Foreign Policy Blogs

Strategy and Threat for Public Alerts in America and Europe

The recent news of threats emanating from Pakistan and Algeria have spooked the American and European public milling about in great and famous cities.  But the reasons behind the news that seems to single out machinations wrought in Pakistan remain murky, as they must by dint of the ways and means of intelligence.

However, given that there is a horse and cart problem here.  Are the leaks meant to warn people or are they meant to persuade governments to rally with American moves against insurgents?  The underlying message: “We have actionable intelligence and we will move on our enemies.  Our enemies are also your enemies.  Move against them with us.”

Here’s how it cuts:

“Another French official speculated that the leak of Washington’s concerns about attacks in Europe by the Pakistani Qaeda and the Taliban was meant to justify the increasing drone attacks on targets in Pakistan, to press Pakistan to use ground troops more aggressively in the tribal areas and even to prepare the way for using American ground forces, covert or otherwise, in Pakistan.”

This passage has been lifted directly from last Wednesday’s Times reportage of the heightened and sustained alerts, rung from the foreign ministries in America and august Europe, clamored about in the evening news.

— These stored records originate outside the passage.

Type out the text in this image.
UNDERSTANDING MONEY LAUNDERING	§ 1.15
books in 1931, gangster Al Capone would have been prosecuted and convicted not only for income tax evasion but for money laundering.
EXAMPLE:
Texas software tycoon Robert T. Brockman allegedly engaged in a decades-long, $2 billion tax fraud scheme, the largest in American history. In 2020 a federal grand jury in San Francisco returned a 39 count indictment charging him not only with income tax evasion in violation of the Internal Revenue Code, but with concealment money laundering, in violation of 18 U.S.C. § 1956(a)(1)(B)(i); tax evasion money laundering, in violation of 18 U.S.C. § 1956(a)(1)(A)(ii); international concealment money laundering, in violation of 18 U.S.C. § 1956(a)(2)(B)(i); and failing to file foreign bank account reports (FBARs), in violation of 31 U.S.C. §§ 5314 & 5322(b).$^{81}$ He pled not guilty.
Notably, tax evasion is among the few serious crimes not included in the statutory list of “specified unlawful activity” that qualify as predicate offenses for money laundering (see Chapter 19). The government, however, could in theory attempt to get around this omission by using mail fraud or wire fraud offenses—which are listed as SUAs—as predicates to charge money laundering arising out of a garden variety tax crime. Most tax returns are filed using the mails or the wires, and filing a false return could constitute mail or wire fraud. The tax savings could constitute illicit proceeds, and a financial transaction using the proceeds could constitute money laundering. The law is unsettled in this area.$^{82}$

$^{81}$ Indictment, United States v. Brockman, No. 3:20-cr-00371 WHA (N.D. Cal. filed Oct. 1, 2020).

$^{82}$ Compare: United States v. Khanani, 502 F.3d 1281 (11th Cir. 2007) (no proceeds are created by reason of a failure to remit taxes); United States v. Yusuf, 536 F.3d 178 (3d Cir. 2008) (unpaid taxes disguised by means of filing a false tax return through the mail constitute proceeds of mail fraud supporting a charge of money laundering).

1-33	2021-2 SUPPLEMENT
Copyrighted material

The threats are very likely very real but they are a daily phenomena.  The impact on lives, local and foreign as a matter of course, is likely immeasurable.  But these threats always abound from every direction, every day, and each such threat must be treated, as it is always, with commensurate seriousness. Moreover, French intelligence claims that they are much more worried about threats emanating from Algeria.  Al Qaeda in Pakistan and its Taliban compatriots are beyond their immediate concern, though they certainly are a source of danger whatever the circumstance.

In this sense, given the nature and type of terrorist threat, telling people to be alert about suspicious activity is tantamount to alerting hospital patients that they must be alert for antibiotic resistant infections.

So, the strategy to leak urgent alerts on threatening Mumbai styled guerilla activity, delivered for now from one German source, suggests some element of persuasion in endorsing the threat warnings.  For there must be many more such threats, each one equally worthy and unworthy of public disclosure. The timing of the leak, however, suggests a political move.

There is no obvious answer to that question.  There are arguments and interpretations.  But no easily read-off answer.